Ambassador
Biography of Ambassador Patricia Newton Moller
Ambassador of the United States of America, Republic of Guinea
Patricia Newton Moller is a career diplomat currently serving as U.S. Ambassador to Guinea. Following ten years in investment banking, she joined the Department of State as a Foreign Service Officer in 1987. In the course of her career she has served in overseas locations including in Munich, Germany, Chennai, India, Belgrade, Serbia, Yerevan, Armenia, Tbilisi, Georgia, and Bujumbura, Burundi. In Washington from 1991 – 1996, she served first as a Watch Officer, then as an Aid to the Assistant Secretary for Intelligence and Research. She was named Vietnam Desk Officer during the exciting days from1993 – 1995 as bilateral negotiations to reestablish diplomatic ties between the two countries were conducted. Assigned to Belgrade from 1996 to 1999, worsening political crisis forced the Embassy to drawdown its staff three times. On April 24, 1999, she, along with the Chief of Mission and other remaining Embassy officials, boarded a U.S. Navy jet to depart from Serbia. NATO bombing of the country began that night. From 2000 to 2002, she served as Deputy Chief of Mission in Yerevan, Armenia and from 2002 – 2005 as Deputy Chief of Mission in Tbilisi, Georgia through the precedent breaking Rose Revolution. Nominated as Ambassador to the Republic of Burundi, she was confirmed in early 2006. In 2009 she was nominated as Ambassador to Guinea.

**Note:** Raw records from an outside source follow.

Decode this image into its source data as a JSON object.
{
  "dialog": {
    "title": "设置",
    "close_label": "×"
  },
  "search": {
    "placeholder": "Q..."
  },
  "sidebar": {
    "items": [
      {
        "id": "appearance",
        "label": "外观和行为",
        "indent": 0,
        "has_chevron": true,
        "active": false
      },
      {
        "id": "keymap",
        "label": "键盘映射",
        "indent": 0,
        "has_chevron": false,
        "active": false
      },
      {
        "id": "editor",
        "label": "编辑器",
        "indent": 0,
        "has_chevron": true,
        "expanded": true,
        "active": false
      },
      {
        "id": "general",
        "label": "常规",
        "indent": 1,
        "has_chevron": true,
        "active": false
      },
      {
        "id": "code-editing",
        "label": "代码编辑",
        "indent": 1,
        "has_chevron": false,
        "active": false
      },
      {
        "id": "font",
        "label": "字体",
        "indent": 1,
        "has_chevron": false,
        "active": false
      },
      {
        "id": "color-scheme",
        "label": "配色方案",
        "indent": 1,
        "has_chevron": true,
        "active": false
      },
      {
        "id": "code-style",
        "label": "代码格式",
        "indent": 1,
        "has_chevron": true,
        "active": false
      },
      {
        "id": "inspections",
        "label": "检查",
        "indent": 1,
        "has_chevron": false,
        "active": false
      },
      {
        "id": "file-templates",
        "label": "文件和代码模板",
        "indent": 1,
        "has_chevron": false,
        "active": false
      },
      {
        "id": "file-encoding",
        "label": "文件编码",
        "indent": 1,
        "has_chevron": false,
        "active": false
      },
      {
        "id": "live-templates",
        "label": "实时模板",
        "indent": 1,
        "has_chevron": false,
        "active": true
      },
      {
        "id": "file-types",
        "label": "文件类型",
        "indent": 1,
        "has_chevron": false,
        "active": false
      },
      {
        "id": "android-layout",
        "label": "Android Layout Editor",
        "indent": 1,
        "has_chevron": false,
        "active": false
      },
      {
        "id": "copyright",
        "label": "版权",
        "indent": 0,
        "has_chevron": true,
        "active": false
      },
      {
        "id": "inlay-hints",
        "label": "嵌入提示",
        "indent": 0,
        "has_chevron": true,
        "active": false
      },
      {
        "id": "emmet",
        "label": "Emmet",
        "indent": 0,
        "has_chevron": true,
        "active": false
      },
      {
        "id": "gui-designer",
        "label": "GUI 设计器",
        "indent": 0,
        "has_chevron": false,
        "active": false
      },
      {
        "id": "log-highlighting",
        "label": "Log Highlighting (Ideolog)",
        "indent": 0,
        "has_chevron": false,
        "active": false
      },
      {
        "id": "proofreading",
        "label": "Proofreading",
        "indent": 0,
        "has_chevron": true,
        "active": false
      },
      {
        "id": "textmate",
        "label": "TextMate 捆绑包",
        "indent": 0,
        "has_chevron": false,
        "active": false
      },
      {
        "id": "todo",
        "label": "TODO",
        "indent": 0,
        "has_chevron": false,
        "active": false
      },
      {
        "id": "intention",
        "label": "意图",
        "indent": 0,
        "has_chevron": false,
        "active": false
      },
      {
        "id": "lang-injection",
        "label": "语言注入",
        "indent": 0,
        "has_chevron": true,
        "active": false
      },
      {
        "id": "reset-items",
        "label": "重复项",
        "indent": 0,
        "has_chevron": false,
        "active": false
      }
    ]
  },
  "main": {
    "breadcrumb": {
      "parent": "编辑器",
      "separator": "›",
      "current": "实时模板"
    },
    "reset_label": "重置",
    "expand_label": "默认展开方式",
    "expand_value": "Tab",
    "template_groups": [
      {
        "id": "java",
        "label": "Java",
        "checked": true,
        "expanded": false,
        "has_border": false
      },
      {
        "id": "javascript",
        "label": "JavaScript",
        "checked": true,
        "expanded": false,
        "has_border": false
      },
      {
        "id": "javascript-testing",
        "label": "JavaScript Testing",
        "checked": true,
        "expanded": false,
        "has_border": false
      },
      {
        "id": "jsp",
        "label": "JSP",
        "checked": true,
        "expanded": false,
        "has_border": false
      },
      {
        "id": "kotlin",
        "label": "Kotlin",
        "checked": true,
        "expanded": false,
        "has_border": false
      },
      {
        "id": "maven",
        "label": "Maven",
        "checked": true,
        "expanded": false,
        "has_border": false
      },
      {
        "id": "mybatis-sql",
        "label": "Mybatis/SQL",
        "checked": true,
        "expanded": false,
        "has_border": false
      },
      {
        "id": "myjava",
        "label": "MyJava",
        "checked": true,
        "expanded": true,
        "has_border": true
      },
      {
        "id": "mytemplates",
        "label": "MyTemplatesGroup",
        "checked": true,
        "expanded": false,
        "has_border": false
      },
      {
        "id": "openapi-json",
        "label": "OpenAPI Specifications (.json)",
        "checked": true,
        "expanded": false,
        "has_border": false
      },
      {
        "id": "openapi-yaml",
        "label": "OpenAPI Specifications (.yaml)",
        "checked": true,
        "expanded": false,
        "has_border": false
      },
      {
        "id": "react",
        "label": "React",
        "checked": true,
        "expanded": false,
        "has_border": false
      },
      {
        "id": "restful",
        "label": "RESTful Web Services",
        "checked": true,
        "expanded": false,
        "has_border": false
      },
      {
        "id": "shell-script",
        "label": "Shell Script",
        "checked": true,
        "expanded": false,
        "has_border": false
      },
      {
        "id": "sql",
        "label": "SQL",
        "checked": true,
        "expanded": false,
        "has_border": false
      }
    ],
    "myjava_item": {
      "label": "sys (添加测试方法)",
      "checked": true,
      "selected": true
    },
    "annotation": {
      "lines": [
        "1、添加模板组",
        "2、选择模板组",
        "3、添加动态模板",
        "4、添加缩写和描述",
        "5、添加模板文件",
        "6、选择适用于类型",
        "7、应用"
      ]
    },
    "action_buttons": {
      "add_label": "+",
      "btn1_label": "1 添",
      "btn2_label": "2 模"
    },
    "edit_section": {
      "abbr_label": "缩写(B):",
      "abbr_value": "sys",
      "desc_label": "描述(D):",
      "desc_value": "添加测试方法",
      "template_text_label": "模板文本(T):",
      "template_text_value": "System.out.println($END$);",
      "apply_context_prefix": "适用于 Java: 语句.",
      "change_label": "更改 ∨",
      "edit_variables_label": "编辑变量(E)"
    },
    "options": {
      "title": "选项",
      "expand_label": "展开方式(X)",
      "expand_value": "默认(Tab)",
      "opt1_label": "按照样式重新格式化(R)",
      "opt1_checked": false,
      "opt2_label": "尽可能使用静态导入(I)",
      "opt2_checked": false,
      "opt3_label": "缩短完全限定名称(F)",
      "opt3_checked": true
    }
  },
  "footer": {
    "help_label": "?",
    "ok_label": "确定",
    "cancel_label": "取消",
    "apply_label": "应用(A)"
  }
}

Ambassador Moller has four times received the Department’s Superior Honor Award and four times been granted a Senior Foreign Service Performance Award. In 2000, she was granted the Department of State’s Leamon R. Hunt Award for Administrative Excellence, and in 2011 she received the Presidential Meritorious Service award.
Ambassador Moller is married to retired Foreign Service Officer Gilbert Sperling.